The entire school environment can be affected by bullying. Bullying interferes with student achievement and development. Bulling also creates long-term negative social and emotional outcomes for students (NASW, 2002a). Faculty involvement with intervening and preventing bullying must not be avoided. Newman, Horne, and Bartolomucci (2000) indicate some core conditions for teachers to maintain to help in the intervention and reduction of bullying behaviors. Some of those conditions are: be a role model to set precedents and guide students, understand the different forms of bullying, be observant of the behaviors in the classroom which can allow for awareness of bullying situations, and believe in the ability to make of difference with students.

Beane (1999) reported that schools with helpful and visible principals experienced less violence than schools whose principals were unhelpful and invisible. However, Atlas and Pepler (1998) found in a study involving observances of bullying episodes that teachers intervened in only 18% of bullying episodes, and teachers were only aware of 50% of bullying episodes. The study showed that teachers do not usually intervene, and are sometimes unaware that bullying is even taking place. Identifying the traits of bullying behavior is essential to intervention and prevention.

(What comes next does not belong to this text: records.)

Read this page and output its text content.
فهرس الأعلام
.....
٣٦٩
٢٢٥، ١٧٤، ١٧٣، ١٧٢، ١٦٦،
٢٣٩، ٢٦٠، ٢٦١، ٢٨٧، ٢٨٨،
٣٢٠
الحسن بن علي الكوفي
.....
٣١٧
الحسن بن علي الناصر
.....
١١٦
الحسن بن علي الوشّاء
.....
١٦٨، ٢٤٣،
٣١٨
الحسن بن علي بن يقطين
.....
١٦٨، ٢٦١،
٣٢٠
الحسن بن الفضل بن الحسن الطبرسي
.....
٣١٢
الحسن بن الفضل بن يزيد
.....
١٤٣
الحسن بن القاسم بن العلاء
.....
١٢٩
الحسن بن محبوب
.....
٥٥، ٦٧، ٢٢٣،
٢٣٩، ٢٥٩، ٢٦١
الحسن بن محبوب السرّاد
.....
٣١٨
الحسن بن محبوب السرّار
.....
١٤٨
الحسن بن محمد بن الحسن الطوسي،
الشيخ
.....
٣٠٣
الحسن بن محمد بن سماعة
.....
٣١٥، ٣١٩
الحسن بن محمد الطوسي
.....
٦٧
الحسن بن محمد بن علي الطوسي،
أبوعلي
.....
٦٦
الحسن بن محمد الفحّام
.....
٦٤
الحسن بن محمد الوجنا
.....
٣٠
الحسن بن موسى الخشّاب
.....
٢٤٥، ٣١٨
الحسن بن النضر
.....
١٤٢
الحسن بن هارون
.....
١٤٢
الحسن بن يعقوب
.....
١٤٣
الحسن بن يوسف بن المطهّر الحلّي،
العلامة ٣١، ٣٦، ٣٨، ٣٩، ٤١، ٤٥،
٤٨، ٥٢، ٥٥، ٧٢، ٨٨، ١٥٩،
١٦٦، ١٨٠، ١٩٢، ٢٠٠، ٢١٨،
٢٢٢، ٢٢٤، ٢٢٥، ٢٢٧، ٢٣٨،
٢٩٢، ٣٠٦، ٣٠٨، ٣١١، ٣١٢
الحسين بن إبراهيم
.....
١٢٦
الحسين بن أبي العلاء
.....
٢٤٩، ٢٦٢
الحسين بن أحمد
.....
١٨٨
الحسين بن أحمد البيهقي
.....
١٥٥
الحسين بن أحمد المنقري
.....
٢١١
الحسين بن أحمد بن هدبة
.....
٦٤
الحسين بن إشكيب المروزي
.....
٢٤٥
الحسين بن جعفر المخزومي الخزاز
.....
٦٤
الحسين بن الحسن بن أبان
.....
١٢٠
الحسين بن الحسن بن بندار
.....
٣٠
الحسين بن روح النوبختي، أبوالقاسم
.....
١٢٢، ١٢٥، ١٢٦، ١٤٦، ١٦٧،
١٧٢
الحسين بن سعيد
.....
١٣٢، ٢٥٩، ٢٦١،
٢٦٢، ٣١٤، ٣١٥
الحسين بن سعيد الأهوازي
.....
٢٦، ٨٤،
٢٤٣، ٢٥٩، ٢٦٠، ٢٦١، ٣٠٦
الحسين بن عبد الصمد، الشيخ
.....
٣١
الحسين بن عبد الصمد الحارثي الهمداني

As a future classroom teacher this research has been beneficial in not only identifying bullying behaviors but also in mentioning preventative measures to take to decrease or prevent bullying from happening in the school. The research will most directly impact my visibility in the school. Often teachers are hesitant or unable to leave their classroom during passing periods and this is of course an optimal time for bullying to occur. A simple thing, such as stepping out into the hallway during this time can dramatically alter the environment and impact the behaviors of the students. Being approachable and willing to help is also a key factor. Teachers often get the reputation of only being concerned with the goings-on of their classroom, and this is why students feel they cannot confide in or divulge information to faculty. Providing an atmosphere that students feel comfortable and safe in is crucial to gaining their confidence. Finally I think it is completely appropriate to put coursework aside from time to time in order to discuss life or social lessons. Openly discussing bullying to the entire class as well as the ramifications of those actions for the bully and the victim will hopefully deter some students from partaking. Students are curious by nature and usually choose to learn by doing. If I can give them the information on bullying before it takes place, perhaps they will be less inclined to exhibit the behavior. These steps alone will not end aggressive behavior, but being there as a support system for all students and understanding the research behind bullying can only help lead to prevention.

REFERENCES

  • Atlas, R. and Pepler, D. (1998). Observations of bullying in the classroom. The Journal of Educational Research, 92, 86-89.
  • Beane, A.L. (1999). The bully free classroom. Minneapolis, MN: Free Spirit Publishing Co.
  • National Association of Social Workers. (2002a, May). Bullying among school-age youths (Part I). Children, Families, & Schools, 2(4), 1-5.
  • National Association of Social Workers. (2002b, July). Bullying among school-age youths (Part II). Children, Families, & Schools, 2(5), 1-6.
  • Newman, D.A., Horne, A.M., and Bartolomucci, C.L. (2000). Bully busters: a teacher's manual for helping bullies, victims, and bystanders. Champaign, IL: Research Press.
  • Olweus, D. (1993). Bullying at school. Cambridge, MA: Blackwell Publishers Inc.
  • Sheras, P. (2002). Your child: Bully or Victim? Understanding and ending schoolyard tyranny. New York, NY: Skylight Press.